Harris trabalhou em inúmeros casos de abuso de crianças, que, segundo ela, numa entrevista de 2003, “exigiam muito de si” e que descreveu como sendo particularmente difíceis de processar porque, muitas vezes, as únicas testemunhas oculares são as próprias vítimas. Nas suas memórias, “The Truths We Hold” (As Verdades que Guardamos), recordou uma “rapariga tranquila de seis anos” que estava a ser molestada pelo irmão de 16 anos.
“A minha tarefa era sentar-me com aquela doce criança e ver se conseguia que ela me contasse a sua história - e se seria capaz de a contar novamente perante um júri.
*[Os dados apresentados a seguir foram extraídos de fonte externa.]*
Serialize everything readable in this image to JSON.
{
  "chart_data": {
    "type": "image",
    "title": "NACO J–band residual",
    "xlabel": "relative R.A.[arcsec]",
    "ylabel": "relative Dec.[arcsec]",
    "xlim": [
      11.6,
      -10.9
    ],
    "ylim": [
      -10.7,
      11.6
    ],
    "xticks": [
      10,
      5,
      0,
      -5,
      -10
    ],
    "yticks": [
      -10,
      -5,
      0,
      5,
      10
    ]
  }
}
Passei muito tempo com ela, a brincar com brinquedos, a jogar jogos, a tentar criar uma relação de confiança”, escreveu Harris. “Mas, por muito que tentasse, sabia - simplesmente sabia - que não havia forma de ela conseguir articular perante um júri o que tinha sofrido.”
Ao longo dos anos, Harris supervisionou muitos outros casos horríveis de violência doméstica e crimes sexuais que abalaram as comunidades locais - o caso de Francisco Ortiz, condenado em 2005 por matar a namorada e incendiar o seu corpo; Frank Green, condenado a 15 anos de prisão perpétua depois de ter sido acusado de espancar violentamente, estrangular e atirar de uma janela de seis andares a namorada; e o Dr. Jose Rosas, condenado por agredir sexualmente três das suas pacientes.
Trump, o oponente republicano de Harris, é também um autoproclamado proprietário de armas. Mas a CNN noticiou, em junho, que o Departamento de Polícia de Nova Iorque se preparava para revogar a licença de porte de arma do antigo presidente, na sequência da sua acusação criminal em Nova Iorque, e que a sua licença de porte oculto tinha sido discretamente suspensa, enquanto duas das três pistolas que tinha licença de porte foram entregues à Polícia de Nova Iorque no início do ano.
Walz, o governador do Minnesota e companheiro de Harris, também é proprietário de armas. Com Trump e o seu candidato a vice-Presidente, o Senador do Ohio JD Vance, a atacarem frequentemente a candidatura democrata como sendo firmemente anti-Segunda Emenda, tanto Harris como Walz têm procurado defender que o apoio ao direito de posse de armas e às leis de segurança das armas não são mutuamente opostos.
“Já processei pessoalmente casos de homicídio. Vi pessoalmente as autópsias. Vi pessoalmente o que as armas de assalto provocam no corpo humano e, por isso, considero que é coerente com a Segunda Emenda e com o seu direito a possuir uma arma dizer que precisamos de proibir as armas de assalto”, disse Harris esta semana numa entrevista à estação de televisão WPVI de Filadélfia. “São literalmente instrumentos de guerra”.